L.I.S.A.: Zum Abschluss noch ein Blick auf die Rezeption von Elmar Altvater: Konnte er Einfluss nehmen auf gesellschaftliche und politische Debatten, wurde er gehört oder blieb er ein Außenseiter im gesellschaftlichen und akademischen Diskurs? Wo traf sein Wirken vor allem ein Echo – Stichwort: Lateinamerika? Und: Was ist aus Ihrer Sicht das bleibende Verdienst von Elmar Altvater?
Prof. Brand: Auf der institutionellen Ebene bleibt wohl wenig. Elmar Altvater gehörte ja auch zur Generation der kritischen ProfessorInnen am Otto-Suhr-Institut (OSI) der Freien Universität Berlin und hat sich auch immer institutionell engagiert. Doch in der direkten Nachfolgegeneration ab etwa dem Jahr 2000 hat sich eine wenig plurale Mainstream-Fraktion der Politikwissenschaft durchgesetzt, die die kritischen Inhalte rasch geschliffen hat. Es gibt noch und wieder einige kritische Leute am OSI, aber das Institut wird nicht mehr mit der damals überragenden Theoriebildung und mit wegweisenden empirischen Studien verbunden. Aber es gibt natürlich Generationen von WissenschaftlerInnen und Nicht-WissenschaftlerInnen, die durch die „Altvater-Schule“ gegangen sind und von ihm kritisches Denken lernten.
Breitere Öffentlichkeit erreichte Elmar Altvater vor allem im linksliberalen Spektrum, nehmen wir die tagenszeitung in Berlin, die Frankfurter Rundschau oder die bereits genannten Blätter für deutsche und internationle Politik. Aber selbst in der wirtschaftspolitisch ja wenig progressiven Zeit war er präsent.
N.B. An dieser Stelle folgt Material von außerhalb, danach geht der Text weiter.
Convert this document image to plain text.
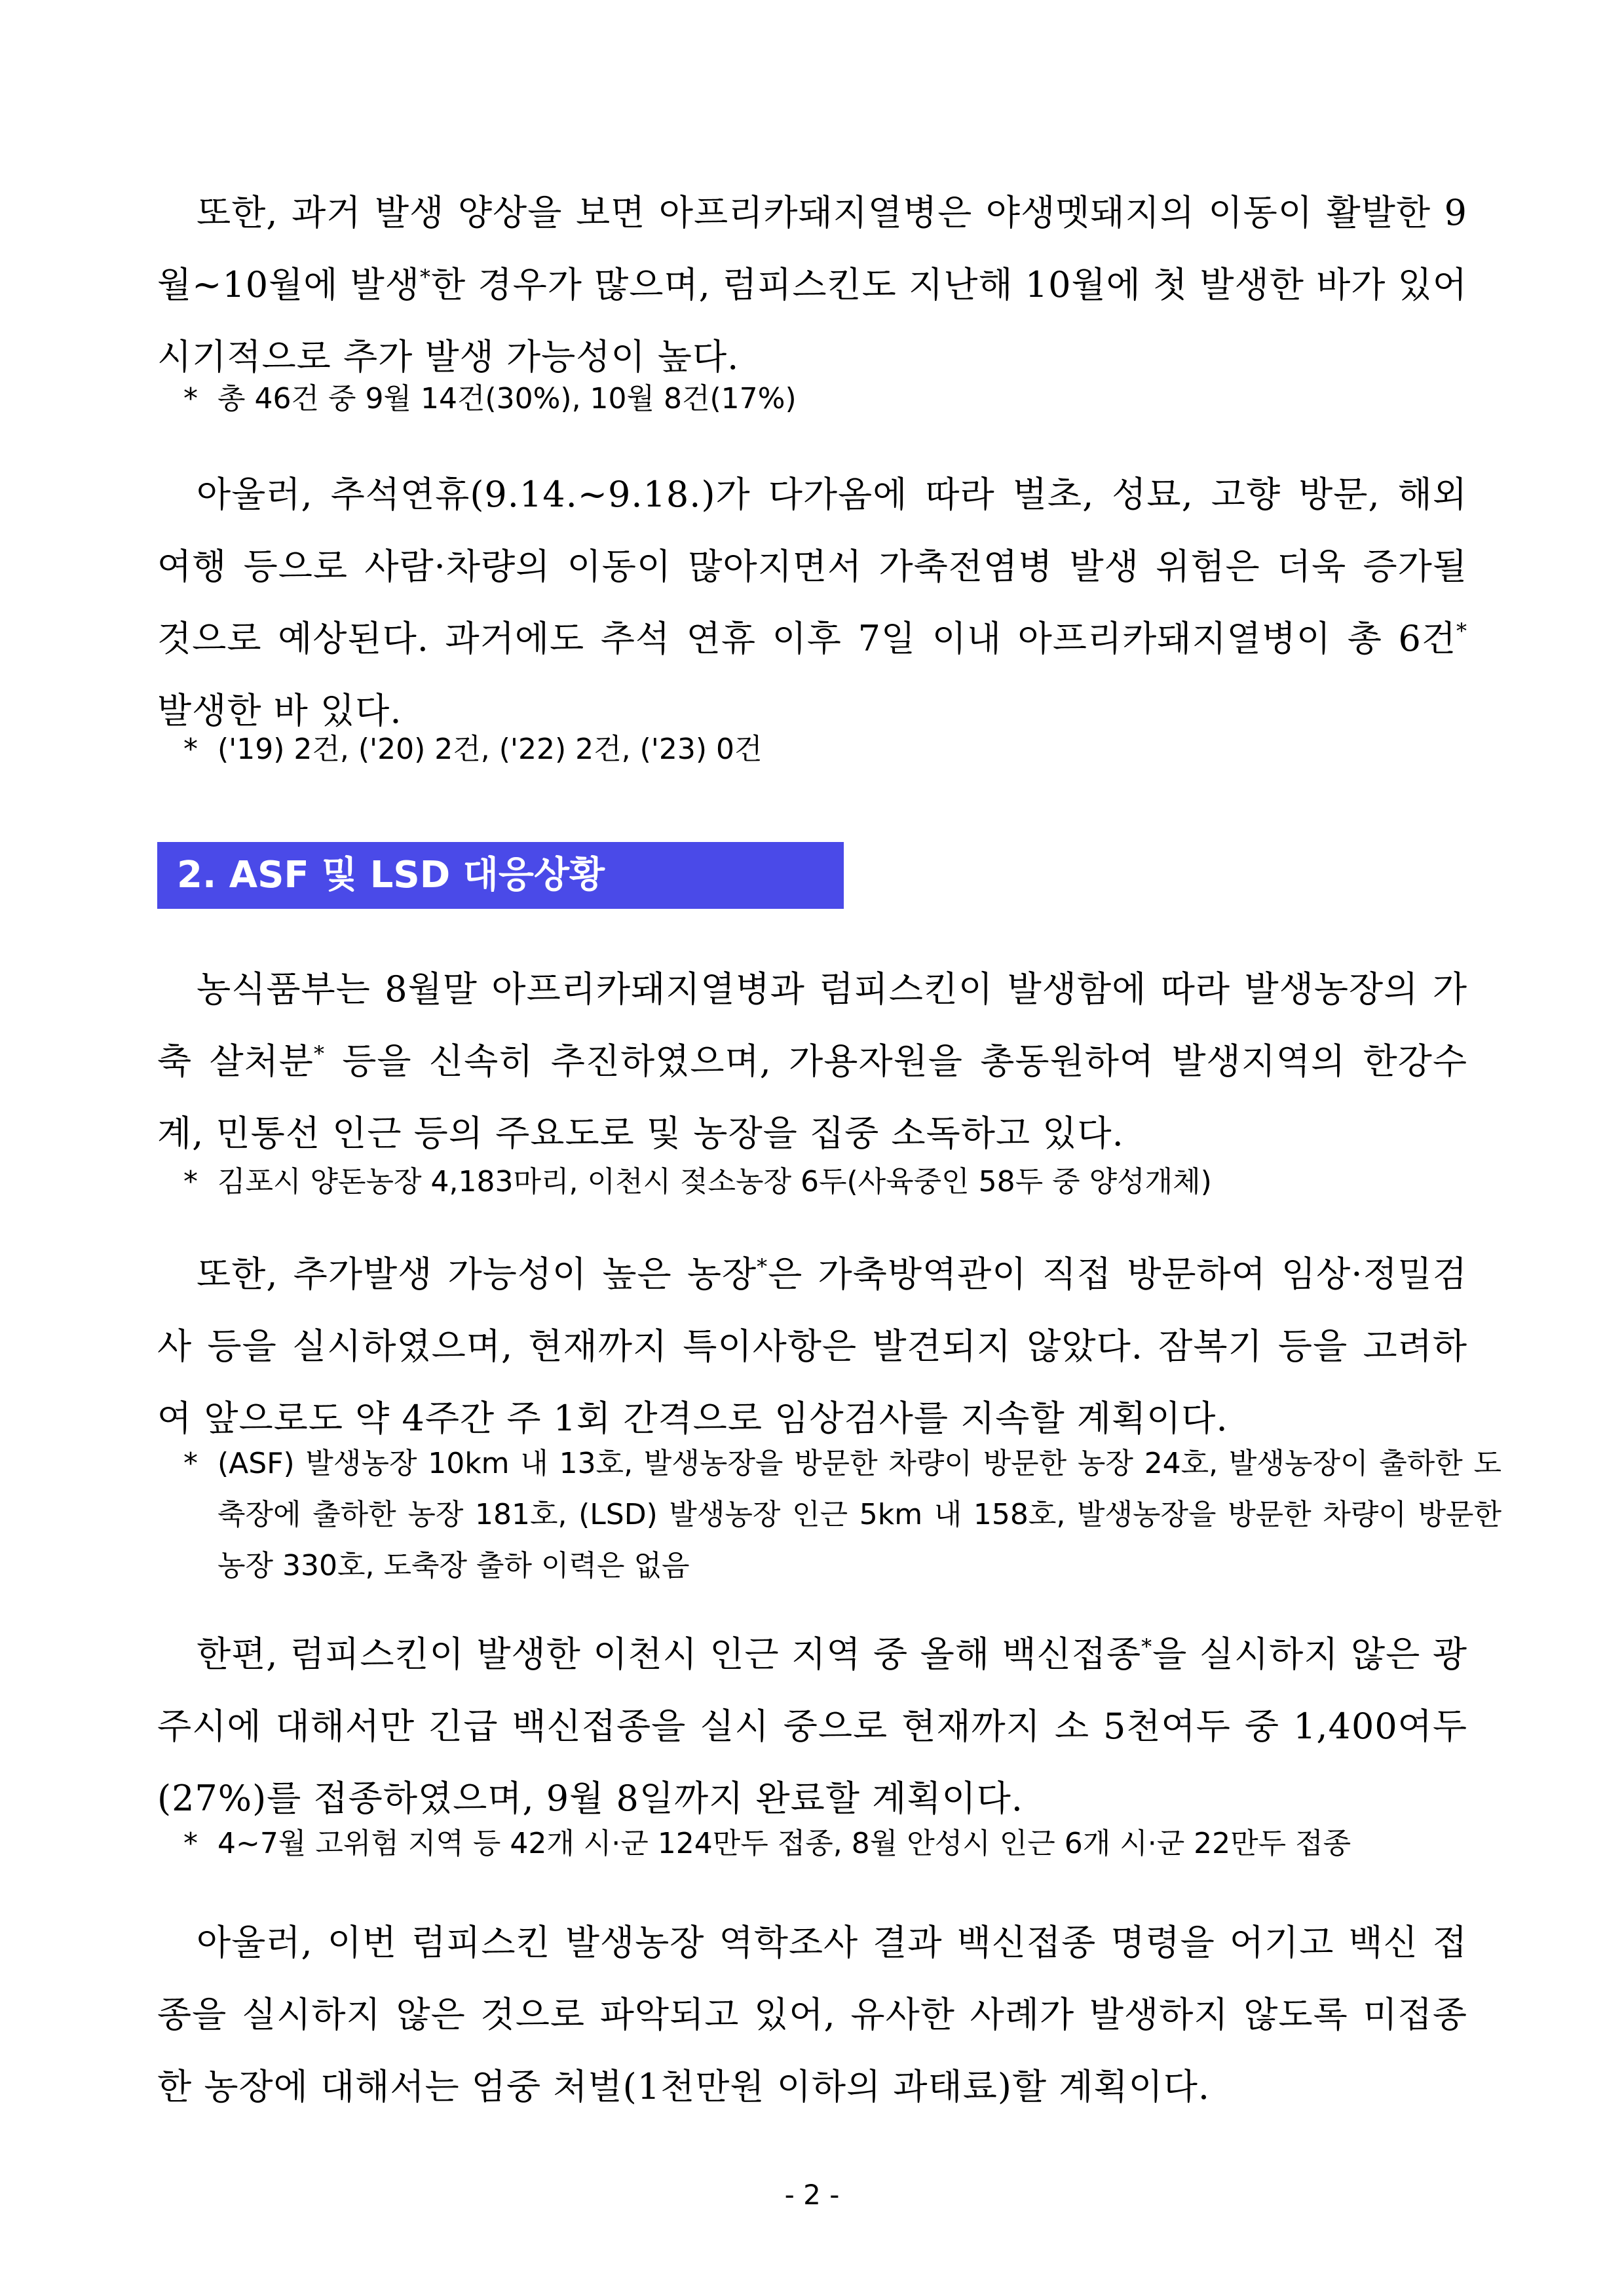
또한, 과거 발생 양상을 보면 아프리카돼지열병은 야생멧돼지의 이동이 활발한 9월~10월에 발생*한 경우가 많으며, 럼피스킨도 지난해 10월에 첫 발생한 바가 있어 시기적으로 추가 발생 가능성이 높다.

* 총 46건 중 9월 14건(30%), 10월 8건(17%)

아울러, 추석연휴(9.14.~9.18.)가 다가옴에 따라 벌초, 성묘, 고향 방문, 해외 여행 등으로 사람·차량의 이동이 많아지면서 가축전염병 발생 위험은 더욱 증가될 것으로 예상된다. 과거에도 추석 연휴 이후 7일 이내 아프리카돼지열병이 총 6건* 발생한 바 있다.

* ('19) 2건, ('20) 2건, ('22) 2건, ('23) 0건

2. ASF 및 LSD 대응상황

농식품부는 8월말 아프리카돼지열병과 럼피스킨이 발생함에 따라 발생농장의 가축 살처분* 등을 신속히 추진하였으며, 가용자원을 총동원하여 발생지역의 한강수계, 민통선 인근 등의 주요도로 및 농장을 집중 소독하고 있다.

* 김포시 양돈농장 4,183마리, 이천시 젖소농장 6두(사육중인 58두 중 양성개체)

또한, 추가발생 가능성이 높은 농장*은 가축방역관이 직접 방문하여 임상·정밀검사 등을 실시하였으며, 현재까지 특이사항은 발견되지 않았다. 잠복기 등을 고려하여 앞으로도 약 4주간 주 1회 간격으로 임상검사를 지속할 계획이다.

* (ASF) 발생농장 10km 내 13호, 발생농장을 방문한 차량이 방문한 농장 24호, 발생농장이 출하한 도축장에 출하한 농장 181호, (LSD) 발생농장 인근 5km 내 158호, 발생농장을 방문한 차량이 방문한 농장 330호, 도축장 출하 이력은 없음

한편, 럼피스킨이 발생한 이천시 인근 지역 중 올해 백신접종*을 실시하지 않은 광주시에 대해서만 긴급 백신접종을 실시 중으로 현재까지 소 5천여두 중 1,400여두(27%)를 접종하였으며, 9월 8일까지 완료할 계획이다.

* 4~7월 고위험 지역 등 42개 시·군 124만두 접종, 8월 안성시 인근 6개 시·군 22만두 접종

아울러, 이번 럼피스킨 발생농장 역학조사 결과 백신접종 명령을 어기고 백신 접종을 실시하지 않은 것으로 파악되고 있어, 유사한 사례가 발생하지 않도록 미접종한 농장에 대해서는 엄중 처벌(1천만원 이하의 과태료)할 계획이다.

- 2 -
International war und ist Altvater in Lateinamerika recht bekannt, es wurden einige Arbeiten übersetzt; ebenso natürlich ins Englische. Für andere Sprachen kann ich das nicht beurteilen. Die Rezeption in anderen Sprachen hängt auch oft davon ab, ob jüngere WissenschaftlerInnen an die eigene Uni kommen, insbesondere im Rahmen einer Dissertation, und die Anregungen in das eigene Land mitnehmen. Das war bei dem produktiven Elmar Altvater zweifellos der Fall. Allerdings finde ich, dass viele der überragenden Köpfe aus dieser wissenschaftlichen Generation sich zu wenig darum gekümmert haben, dass ihre Bücher oder Aufsätze in andere Sprachen übersetzt wurden. Das ist ja kein Selbstläufer. Für die nächsten Jahre traue ich mich vorauszusagen, dass vermehrt Arbeiten von ihm übersetzt werden. Ich habe schon die erste Anfrage aus Kolumbien vorliegen. Bei den Themen von ihm, die sich ja immer um Fragen der kapitalistischen Globalisierung, ökologischen Krise, Theoriebildung und anderes drehten, ist die weitere Verbreitung ja auch naheliegend.